Paul Levitz: I don’t remember enormously clearly...I certainly had a perspective of where I was going and some of the stories I wanted to do, and I usually had some idea a couple of issues out of where I was going on a subplot, but it was nowhere near as richly textured as the stuff I was doing when I came back. The JSA stuff I was doing at the same period as The Legion was probably much more carefully structured in terms of issue-to-issue character development.

TC: Just going back to the concept of threat level for a second, did you find it a problem dealing with threat level in The Legion? Because you’re dealing with so many intergalactic and global threats, it’s hard to provide much variety?

PL: No, because you’ve got a bunch of characters who, taken individually or even taken in a small group, don’t have the same kind of power. It’s one thing if you’re going to send Superboy, Ultra Boy, and Mon-El after something. It’s another thing if you’re going to send Dawnstar and Shrinking Violet. The other thing that I think it relevant in threat level is the threat level doesn’t so much come from the power of the villain as what is being threatened. And The Legion gave you excellent opportunities to do situations where individuals, personal lives, or families were what were being threatened.

TC: That makes sense. Now when you were plotting out your stories, did you try to give each Legionnaire a relatively equal amount of “screen time”? Did you say, “Cosmic Boy hasn’t appeared, so I’d better do somthing with him”? How did that work?

PL: I tried to--not so much to have everybody get equal time, but for everybody to have reasonable time. There were certainly occasions where I would go and say, “I haven’t done anything with this guy in a while, what can I do to screw up his life?”

TC: Right (laughs). And then you’d just create some sort of conflict.

PL: Uh-huh.

TC: When you approached a situation like that, would you start putting in hints, so it would sort of be the “c” or “d” storyline and have it slowly emerge?

PL: Sure. Once you make the decision, “I’m going to make Tim’s life miserable,” then you work back from that and say, “what am I going to do with Tim? Which of the plagues is he going to get? Ah, frogs! Okay. So we’re gonna start with an egg, then we’re gonna go tadpole, then we’re gonna have a frog, then we’re gonna have a whole [expletive deleted] lot of frogs.”


PL: It wouldn’t always mature as a plotline the way it started, because as you play with it you change it around, but you do your best to evolve it that way.


Chad Nevett said...

Huh, that question about members and threats made me wonder...

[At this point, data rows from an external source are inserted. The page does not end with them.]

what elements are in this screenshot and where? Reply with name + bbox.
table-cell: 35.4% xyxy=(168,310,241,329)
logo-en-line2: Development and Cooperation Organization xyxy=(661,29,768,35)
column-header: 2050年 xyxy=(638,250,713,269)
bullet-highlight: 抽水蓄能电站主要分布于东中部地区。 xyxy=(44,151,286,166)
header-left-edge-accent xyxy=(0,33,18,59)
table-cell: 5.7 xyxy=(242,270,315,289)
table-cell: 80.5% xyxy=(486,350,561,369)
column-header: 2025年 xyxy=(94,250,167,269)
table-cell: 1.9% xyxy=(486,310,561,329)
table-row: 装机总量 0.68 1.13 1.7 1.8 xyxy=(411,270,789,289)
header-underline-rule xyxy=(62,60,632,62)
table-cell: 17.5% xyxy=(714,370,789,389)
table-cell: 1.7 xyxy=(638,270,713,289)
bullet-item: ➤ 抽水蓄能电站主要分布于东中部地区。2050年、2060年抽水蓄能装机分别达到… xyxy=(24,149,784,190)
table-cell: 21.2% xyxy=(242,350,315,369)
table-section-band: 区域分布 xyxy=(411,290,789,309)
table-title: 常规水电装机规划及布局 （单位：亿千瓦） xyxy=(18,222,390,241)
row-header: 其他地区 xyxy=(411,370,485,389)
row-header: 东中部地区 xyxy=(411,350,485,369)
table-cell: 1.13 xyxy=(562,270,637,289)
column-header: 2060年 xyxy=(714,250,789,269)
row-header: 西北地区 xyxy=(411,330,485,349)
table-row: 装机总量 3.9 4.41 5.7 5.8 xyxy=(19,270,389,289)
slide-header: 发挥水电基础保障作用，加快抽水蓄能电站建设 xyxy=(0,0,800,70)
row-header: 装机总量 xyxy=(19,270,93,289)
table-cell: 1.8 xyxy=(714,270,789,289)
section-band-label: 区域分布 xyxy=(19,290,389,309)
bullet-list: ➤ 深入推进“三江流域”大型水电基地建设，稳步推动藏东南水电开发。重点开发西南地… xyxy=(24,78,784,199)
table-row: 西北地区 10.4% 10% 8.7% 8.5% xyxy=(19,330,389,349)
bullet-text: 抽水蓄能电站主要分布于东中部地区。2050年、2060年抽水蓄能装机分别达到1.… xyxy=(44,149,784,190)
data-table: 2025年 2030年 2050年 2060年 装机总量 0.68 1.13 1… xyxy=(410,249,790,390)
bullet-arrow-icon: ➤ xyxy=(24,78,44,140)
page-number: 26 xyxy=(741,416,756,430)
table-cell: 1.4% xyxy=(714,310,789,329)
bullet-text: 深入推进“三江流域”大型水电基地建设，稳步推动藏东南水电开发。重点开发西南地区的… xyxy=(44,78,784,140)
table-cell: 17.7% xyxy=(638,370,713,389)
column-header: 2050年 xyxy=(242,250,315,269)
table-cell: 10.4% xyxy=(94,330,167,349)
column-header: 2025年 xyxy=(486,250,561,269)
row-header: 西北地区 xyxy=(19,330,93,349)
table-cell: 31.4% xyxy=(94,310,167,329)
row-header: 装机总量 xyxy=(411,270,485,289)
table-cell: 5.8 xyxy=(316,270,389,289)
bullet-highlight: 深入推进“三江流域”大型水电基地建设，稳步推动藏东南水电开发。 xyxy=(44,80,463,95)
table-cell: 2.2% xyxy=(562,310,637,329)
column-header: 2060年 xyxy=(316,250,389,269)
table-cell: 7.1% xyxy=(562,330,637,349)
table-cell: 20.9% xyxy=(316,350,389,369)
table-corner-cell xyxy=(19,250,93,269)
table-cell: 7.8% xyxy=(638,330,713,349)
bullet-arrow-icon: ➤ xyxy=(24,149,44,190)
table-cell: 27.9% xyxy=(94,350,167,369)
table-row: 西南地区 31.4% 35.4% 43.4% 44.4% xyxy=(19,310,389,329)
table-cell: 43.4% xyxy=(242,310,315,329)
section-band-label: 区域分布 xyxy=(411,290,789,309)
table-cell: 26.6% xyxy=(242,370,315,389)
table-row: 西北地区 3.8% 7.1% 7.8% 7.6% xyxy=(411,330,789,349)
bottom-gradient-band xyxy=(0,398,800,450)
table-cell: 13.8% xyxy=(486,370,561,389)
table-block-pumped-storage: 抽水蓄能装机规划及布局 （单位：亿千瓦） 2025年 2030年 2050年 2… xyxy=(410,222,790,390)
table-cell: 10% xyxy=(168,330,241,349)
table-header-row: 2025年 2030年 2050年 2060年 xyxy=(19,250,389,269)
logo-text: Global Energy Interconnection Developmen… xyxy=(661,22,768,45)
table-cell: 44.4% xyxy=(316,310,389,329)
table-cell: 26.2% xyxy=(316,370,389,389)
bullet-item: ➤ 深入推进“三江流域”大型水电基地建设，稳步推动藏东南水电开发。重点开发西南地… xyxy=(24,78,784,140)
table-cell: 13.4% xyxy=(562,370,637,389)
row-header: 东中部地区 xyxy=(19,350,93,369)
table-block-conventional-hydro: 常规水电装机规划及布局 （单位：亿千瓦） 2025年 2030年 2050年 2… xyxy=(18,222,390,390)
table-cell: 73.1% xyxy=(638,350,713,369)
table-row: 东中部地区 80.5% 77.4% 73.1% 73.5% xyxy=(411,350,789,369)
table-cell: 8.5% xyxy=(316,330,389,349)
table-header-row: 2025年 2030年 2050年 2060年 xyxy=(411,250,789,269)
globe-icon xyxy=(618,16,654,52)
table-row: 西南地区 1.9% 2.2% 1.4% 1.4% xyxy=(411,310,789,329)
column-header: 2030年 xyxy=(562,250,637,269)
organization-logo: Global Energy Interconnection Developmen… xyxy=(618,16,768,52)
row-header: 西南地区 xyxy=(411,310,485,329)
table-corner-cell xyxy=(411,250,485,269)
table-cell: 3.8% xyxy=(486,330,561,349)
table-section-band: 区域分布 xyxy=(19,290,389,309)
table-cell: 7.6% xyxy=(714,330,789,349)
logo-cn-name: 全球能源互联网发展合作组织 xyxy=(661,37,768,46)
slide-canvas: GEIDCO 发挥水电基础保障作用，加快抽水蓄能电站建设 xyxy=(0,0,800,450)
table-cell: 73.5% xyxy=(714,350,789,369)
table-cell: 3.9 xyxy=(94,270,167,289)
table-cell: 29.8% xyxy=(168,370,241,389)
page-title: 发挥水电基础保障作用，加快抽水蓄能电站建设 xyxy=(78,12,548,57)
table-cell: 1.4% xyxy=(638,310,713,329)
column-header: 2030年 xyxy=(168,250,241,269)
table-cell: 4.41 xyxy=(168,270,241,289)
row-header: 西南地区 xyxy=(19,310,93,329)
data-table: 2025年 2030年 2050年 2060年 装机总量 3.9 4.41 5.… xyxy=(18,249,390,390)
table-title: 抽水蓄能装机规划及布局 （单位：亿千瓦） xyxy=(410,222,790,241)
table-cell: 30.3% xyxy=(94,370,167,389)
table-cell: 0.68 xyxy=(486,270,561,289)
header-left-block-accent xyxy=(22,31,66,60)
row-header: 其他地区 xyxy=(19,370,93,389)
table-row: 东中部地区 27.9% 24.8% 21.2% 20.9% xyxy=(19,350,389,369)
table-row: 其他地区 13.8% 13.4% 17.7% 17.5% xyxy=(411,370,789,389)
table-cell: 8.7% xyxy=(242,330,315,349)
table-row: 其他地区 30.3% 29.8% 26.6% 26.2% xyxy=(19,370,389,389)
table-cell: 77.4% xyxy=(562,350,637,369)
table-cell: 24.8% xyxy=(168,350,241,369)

Why would superhero teams have members who just shrank or did other "lame" stuff? I mean, logically--WHY? (And please do avoid an answer that requires a writer to give the villain some stupid-as-fuck weakness that only a lame-as-hell power can take advantage of, because that's not a real answer.)

Timothy Callahan said...

There are no lame superheroes, especially 1,000 years in the freakin' future! Just try to wrap you brain around that. Heroes, in the future!

Timothy Callahan said...

Plus, the Legion is famous for rejecting people with lame powers. There's entire storylines about it.

The Legion of Substitute Heroes prove that there are no lame characters.

Timothy Callahan said...

Right. But he's got PERSONALITY. That's what he brings to the party.

Except in the cartoon version, where he brings wicked sweet goggles.

Michael said...

Chad - because it's not all about the hitting. Shrinking Violet fills the "Atom" role on the team (although I think she actually predates him as a character) for espionage, hiding, spying. She was a charter member of the Legion Espionage Squad.

Chad Nevett said...

See, I know those reasons and I wonder if that's the real truth (and I'm speaking here about superhero teams on a larger scale, not just the Legion). Do these heroes with seemingly "lame" powers actually do much or does it just seem like they do? It makes me want to go back and look at old stories and see which characters are actually responsible for defeating villains. For example, in Jim Starlin's three "Infinity" books in the '90s, every Marvel hero basically appeared, but if you read the books closely, you'll realise only Adam Warlock and Thanos resolve the situations--the other heroes do nothing of consequence. Have superhero comics been operating this way for years, covering for the likes of Ant-Man, the Wasp and that fat bouncing guy?